Pantau Flash
HOME  ⁄  Nasional

Lima Mahasiswa Gugat UU MD3 ke MK, Tuntut Rakyat Bisa Berhentikan Anggota DPR

Oleh Leon Weldrick
SHARE   :

Lima Mahasiswa Gugat UU MD3 ke MK, Tuntut Rakyat Bisa Berhentikan Anggota DPR
Foto: Arsip Foto - Ketua Mahkamah Konstitusi (MK) Suhartoyo (keempat kiri) memimpin sidang putusan di Gedung Mahkamah Konstitusi, Jakarta, Kamis 16/10/2025 (sumber: ANTARA FOTO/Fauzan)

Pantau - Lima mahasiswa menggugat Pasal 239 ayat (2) huruf d Undang-Undang Nomor 17 Tahun 2014 tentang MPR, DPR, dan DPRD (UU MD3) ke Mahkamah Konstitusi (MK) karena menilai rakyat tidak memiliki kewenangan untuk memberhentikan anggota DPR yang telah mereka pilih.

Gugatan Berawal dari Ketimpangan Kewenangan Partai Politik

Permohonan uji materi ini diajukan oleh lima mahasiswa yaitu Ikhsan Fatkhul Azis, Rizki Maulana Syafei, Faisal Nasirul Haq, Muhammad Adnan, dan Tsalis Khoirul Fatna.

Mereka menggugat Pasal 239 ayat (2) huruf d UU MD3 yang menyatakan bahwa pemberhentian antarwaktu anggota DPR hanya bisa dilakukan jika "diusulkan oleh partai politik sesuai dengan ketentuan peraturan perundang-undangan".

Menurut para pemohon, ketentuan ini menciptakan eksklusivitas bagi partai politik dalam menentukan nasib anggota DPR, tanpa membuka ruang partisipasi konstituen yang telah memilihnya.

Dalam praktiknya, partai politik dinilai kerap memberhentikan anggota DPR tanpa alasan yang transparan dan tidak mengindahkan prinsip kedaulatan rakyat.

Sebaliknya, ketika rakyat sudah tidak lagi memberi legitimasi kepada seorang anggota DPR, partai politik justru mempertahankannya.

Para pemohon menilai, tidak adanya mekanisme pemberhentian anggota DPR oleh konstituen menjadikan rakyat hanya sebagai formalitas dalam pemilu, tanpa memiliki kontrol lanjutan terhadap wakil yang dipilihnya.

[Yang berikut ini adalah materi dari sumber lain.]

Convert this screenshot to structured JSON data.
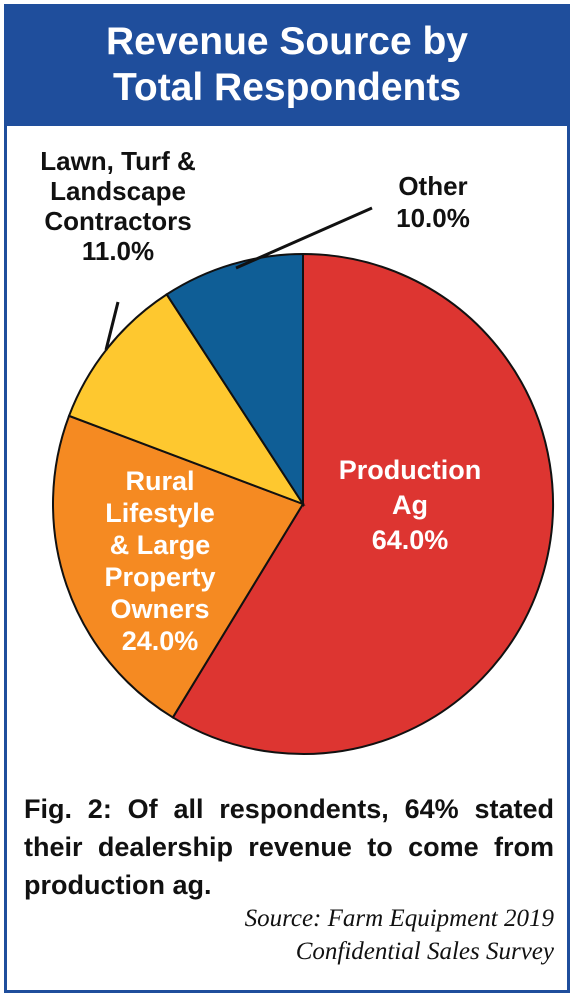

Menuntut Partisipasi Konstituen dalam Pemberhentian Anggota DPR

Mahasiswa tersebut menyampaikan bahwa tidak adanya jaminan terhadap keterlibatan rakyat pasca pemilu membuat mereka merasa kehilangan hak konstitusional secara spesifik dan nyata, atau setidaknya berpotensi terjadi.

Mereka menyebut bahwa keberlakuan pasal ini bertentangan dengan prinsip konstitusi, yakni prinsip kedaulatan rakyat, partisipasi aktif dalam pemerintahan, perlakuan yang sama dalam pemerintahan, serta kesetaraan di hadapan hukum.

Dalam petitumnya, para pemohon meminta agar Mahkamah Konstitusi menafsirkan Pasal 239 ayat (2) huruf d menjadi: "diusulkan oleh partai politiknya dan/atau konstituen di daerah pemilihannya sesuai dengan ketentuan peraturan perundang-undangan".

Permohonan ini telah teregister di Mahkamah Konstitusi dengan nomor perkara 199/PUU-XXIII/2025.

Sidang pemeriksaan pendahuluan pertama digelar pada Selasa (4/11), sementara sidang kedua dengan agenda perbaikan permohonan dilaksanakan pada Senin (17/11).

"Permohonan a quo yang dimohonkan oleh para pemohon tidaklah berangkat dari kebencian terhadap DPR dan partai politik, melainkan sebagai bentuk kepedulian untuk berbenah," ungkap Ikhsan.